Are we extra virgin? Is anyone?  The folks at UC Davis released a study this week reporting  that most imported (read Mediterranean) olive oil was not extra or even virgin — even if it said so on the label.  That is, the oil either had defects (like it was rancid) or even more commonly, it was cut with mineral or nut oils.

The best way to make sure you get the real thing is to know your supplier.  But you don’t have to take our word for it.  We earned gold medals this year from the Yolo County and the Los Angeles County International Olive Oil competitions.  Both events require chemical analysis to independently document our extra virginness — er, well — that we are extra virgin.

The gold medals mean that among the “extra virgins” we have outstanding characteristics, like fruitiness, grassiness, freshness beyond reasonable expectations.

Beyond flavor, it is the “extra virgin” in olive oil that makes it so good for your health.

Don’t be tempted by absurdly low prices or oils from romantic sounding locations.  Get the real thing from real people. Trust your brother.

2010: An Actual Spring!

It makes sense that if you endure an honest to goodness winter, you deserve an honest to goodness spring.  Typically, spring is 10 seconds long, that brief interlude between cold winter storms and the first 90 degree day accompanied by a strong north wind.

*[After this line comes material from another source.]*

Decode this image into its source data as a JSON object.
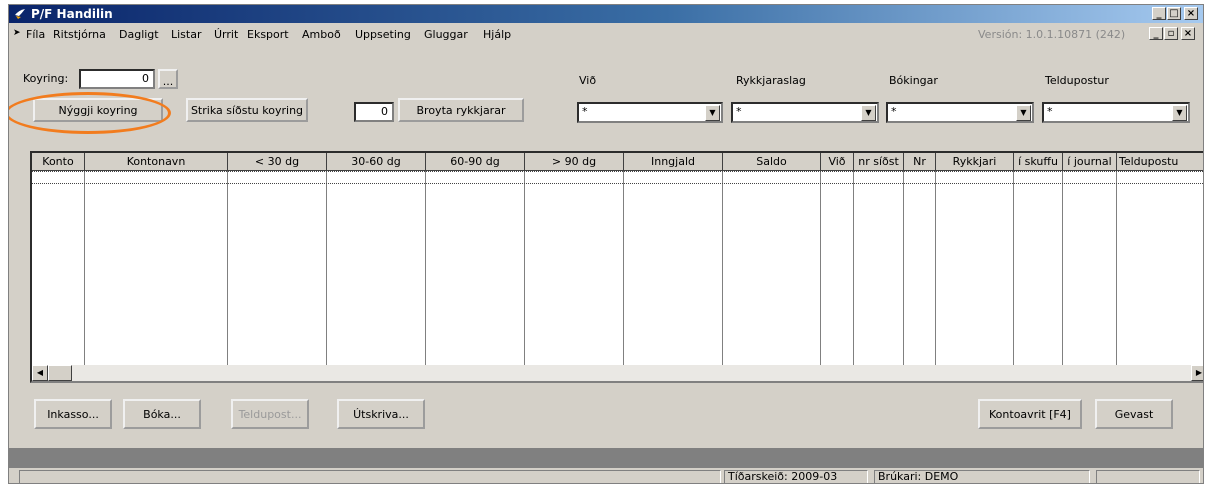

We usually have to work fast during that 10 seconds, to mow weeds, unfurl drip irrigation hoses and check for leaks and clogged emitters.  This year, spring rains gave us plenty of time to make the transition, and the trees really enjoyed the April — even May — showers.

We also put in some extra tractor time this spring.  In the fall, we planted bell beans in the orchard to naturally capture nitrogen from the air and fix it into the soil.

Blossom also was about two weeks late this year because of the cool weather, but it was still a great show of pale fluorescents.  It will be another couple of weeks before we have a good sense how many of those flowers have successfully made the transformation to a baby olive. e feet tall, and hordes of beautiful bees were attracted to the white and purple flowers.  The plants were turned under with a disc and harrow, and now that nitrogen is available for the trees.

2009 Harvest 

Harvest is truly a blessing, and this year’s fruit looks spectacular. The real bounty, however, is the fellowship of friends and family who visit and take part in this traditional event – a true Thanksgiving.

The volume in 2009 was less than half the harvest in November 2008.  But the quality of fruit was terrific, and the smaller volume allowed us to pay special attention to maturity and quality.